Un'anziana signora ucraina ha avvelenato otto soldati russi offrendo loro una torta avvelenata con lo zinco: ecco cos'è successo e il parallelismo con i timori di Putin per la sua salute

Ha ucciso 8 soldati russi: il trucco dell'anziana ucraina

Altro che bombe, carri armati o fucili: un'anziana signora ribattezzata "nonna killer" ha ucciso con le sue mani ben 8 soldati russi con un tranello. Sarebbe stato impossibile che una donna disarmata e non più giovanissima facesse fuori uomini armati e in piena salute, e da qui le è nata l'idea: "con le sue mani" perché è riuscita ad avvelenare i soldati grazie a una torta contenente zinco velenoso. La notizia è stata data dall'agenzia di stampa ucraina Unian.

Cosa è successo

L'intercettazione pubblicata dal media ucraino racconta che, come sanno anche i media internazionali, i russi arrancano e giorno dopo giorno i loro viveri e le risorse per sopravvivere e combattere si riducono semrpe di più. I soldati non hanno più nulla da mangiare e si affidano al "buon cuore" degli ucraini: un paradosso, un ossimoro, ma la fame è fame e per evitare di morire ci si dimentica di essere diventati invasori a casa degli altri. Il consigliere del capo del Ministero degli affari interni, Anton Gerashchenko, ha quindi pubblicato l'intercettazione nella quale si sentono alcuni soldati russi dire ad un'anziana signora: "Non abbiamo niente da mangiare qui. Ieri abbiamo rubato un'anatra! Stiamo bombardando i negozi. Stiamo morendo di fame!...". A quel punto, la nonna avrebbe presentato davanti ai loro occhi una torta appena sfornata, gli otto soldati russi l'hanno mangiata morendo dopo pochi minuti: quel dolce era stato avvelenato con lo zinco come hanno confermato fonti dell'esercito russo. Insomma, con tanto sangue freddo la nonnina ha deciso di eliminare il nemico in questa maniera.

Cibo e acque contaminate

La storia, balzata agli onori delle cronache perché piuttosto singolare, non è stato l'unico caso accaduto finora nel conflitto tra russi e ucraini. Agli uomini di Putin sono stati già "offerti" cibi avariati e acqua contaminata con l'intento di metterli Ko dal punto di vista fisico. Al contrario, i civili diffidano degli aiuti umanitari dei russi perché non sanno cosa potrebbe essere contenuto negli alimenti come accaduto a Kherson, dove i residenti hanno rifiutato il cibo offerto dai russi che era stato depositato al centro della città.

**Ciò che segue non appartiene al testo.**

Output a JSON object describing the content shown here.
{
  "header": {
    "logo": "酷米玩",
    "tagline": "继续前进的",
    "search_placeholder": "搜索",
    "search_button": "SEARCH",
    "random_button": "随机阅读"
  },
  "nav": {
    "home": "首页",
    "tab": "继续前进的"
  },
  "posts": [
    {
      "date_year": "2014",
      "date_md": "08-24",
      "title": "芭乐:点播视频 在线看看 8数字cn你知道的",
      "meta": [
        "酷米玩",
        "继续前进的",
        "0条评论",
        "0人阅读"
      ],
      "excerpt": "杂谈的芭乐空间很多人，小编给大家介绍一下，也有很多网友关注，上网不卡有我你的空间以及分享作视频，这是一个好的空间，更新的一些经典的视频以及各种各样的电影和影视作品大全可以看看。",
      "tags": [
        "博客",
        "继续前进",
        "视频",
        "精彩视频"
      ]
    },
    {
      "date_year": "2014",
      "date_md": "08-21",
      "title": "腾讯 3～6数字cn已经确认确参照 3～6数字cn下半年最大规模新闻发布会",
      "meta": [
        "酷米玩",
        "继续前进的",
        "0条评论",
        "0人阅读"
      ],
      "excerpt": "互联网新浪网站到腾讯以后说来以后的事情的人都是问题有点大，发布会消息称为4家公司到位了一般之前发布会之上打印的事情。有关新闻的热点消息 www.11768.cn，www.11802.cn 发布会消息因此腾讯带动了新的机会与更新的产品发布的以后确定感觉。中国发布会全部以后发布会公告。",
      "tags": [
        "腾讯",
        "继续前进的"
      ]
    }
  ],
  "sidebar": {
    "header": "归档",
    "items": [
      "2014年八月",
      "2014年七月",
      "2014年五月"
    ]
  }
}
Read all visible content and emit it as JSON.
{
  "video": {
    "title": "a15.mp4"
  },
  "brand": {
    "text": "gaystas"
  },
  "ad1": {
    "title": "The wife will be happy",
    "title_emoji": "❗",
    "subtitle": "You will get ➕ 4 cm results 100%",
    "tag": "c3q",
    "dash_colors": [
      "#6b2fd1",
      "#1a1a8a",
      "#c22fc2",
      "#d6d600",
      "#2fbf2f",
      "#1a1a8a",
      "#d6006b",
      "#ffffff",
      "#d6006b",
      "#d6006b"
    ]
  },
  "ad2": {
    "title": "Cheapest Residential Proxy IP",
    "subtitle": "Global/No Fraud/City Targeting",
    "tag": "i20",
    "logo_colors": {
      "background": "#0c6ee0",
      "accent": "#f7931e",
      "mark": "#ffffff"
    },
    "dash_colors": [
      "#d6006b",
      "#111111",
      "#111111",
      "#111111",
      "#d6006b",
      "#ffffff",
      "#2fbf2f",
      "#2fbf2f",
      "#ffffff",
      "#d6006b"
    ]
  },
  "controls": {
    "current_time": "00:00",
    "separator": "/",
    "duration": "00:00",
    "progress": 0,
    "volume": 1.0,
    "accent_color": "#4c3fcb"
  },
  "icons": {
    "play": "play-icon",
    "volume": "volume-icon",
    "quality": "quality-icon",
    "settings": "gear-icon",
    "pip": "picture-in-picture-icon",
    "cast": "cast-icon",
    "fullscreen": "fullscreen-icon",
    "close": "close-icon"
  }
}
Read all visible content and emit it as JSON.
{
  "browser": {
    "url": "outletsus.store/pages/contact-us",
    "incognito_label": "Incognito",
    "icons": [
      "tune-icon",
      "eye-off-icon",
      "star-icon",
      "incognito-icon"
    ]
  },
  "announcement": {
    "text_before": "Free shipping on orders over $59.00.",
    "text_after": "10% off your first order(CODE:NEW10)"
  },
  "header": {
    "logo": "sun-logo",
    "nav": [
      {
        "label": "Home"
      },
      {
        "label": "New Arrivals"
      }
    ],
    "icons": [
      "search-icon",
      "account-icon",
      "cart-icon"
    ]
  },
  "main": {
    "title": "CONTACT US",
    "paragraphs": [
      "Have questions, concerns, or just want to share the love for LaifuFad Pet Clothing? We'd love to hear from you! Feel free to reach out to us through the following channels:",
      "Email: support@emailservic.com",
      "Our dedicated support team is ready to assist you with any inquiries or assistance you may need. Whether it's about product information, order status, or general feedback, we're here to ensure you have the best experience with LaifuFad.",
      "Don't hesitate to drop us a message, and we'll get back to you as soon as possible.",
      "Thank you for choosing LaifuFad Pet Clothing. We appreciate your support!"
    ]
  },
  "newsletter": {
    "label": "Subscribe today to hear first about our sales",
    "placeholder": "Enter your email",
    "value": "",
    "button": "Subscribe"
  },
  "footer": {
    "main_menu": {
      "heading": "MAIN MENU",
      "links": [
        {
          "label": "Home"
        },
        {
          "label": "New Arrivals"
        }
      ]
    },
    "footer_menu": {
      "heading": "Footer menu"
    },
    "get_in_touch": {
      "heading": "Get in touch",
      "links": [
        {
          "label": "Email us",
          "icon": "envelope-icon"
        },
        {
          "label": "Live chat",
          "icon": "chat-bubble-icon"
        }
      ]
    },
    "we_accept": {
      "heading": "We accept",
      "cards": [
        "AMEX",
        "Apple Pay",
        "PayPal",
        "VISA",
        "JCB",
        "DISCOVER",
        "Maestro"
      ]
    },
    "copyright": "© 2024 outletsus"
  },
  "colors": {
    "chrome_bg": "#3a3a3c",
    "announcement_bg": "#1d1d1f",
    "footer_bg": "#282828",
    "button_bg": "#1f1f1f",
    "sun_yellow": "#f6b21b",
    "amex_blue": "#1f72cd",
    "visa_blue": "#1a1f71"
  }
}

Ma il tema del veleno è molto attuale in questi giorni: come ci siamo occupati sul Giornale.it, chi ha un'enorme paura di morire come è successo ai suoi soldati avvelenati dall'anziana signora è proprio Vladimir Putin che, dopo aver licenziato mille elementi del suo ex personale domestico, si circonda di assaggiatori personali che testano qualsiasi pietanza prima che lo zar la metta in bocca, così da essere sicuro di non cadere in qualche tranello dei suoi fedelissimi. Non solo una torta ma qualsiasi cibo per colazione, pranzi e cene. "La valutazione dell'intelligence è che abbia paura", riporta il Daily Beast. Come non averla, specialmente adesso che in circolazione c'è anche nonna killer?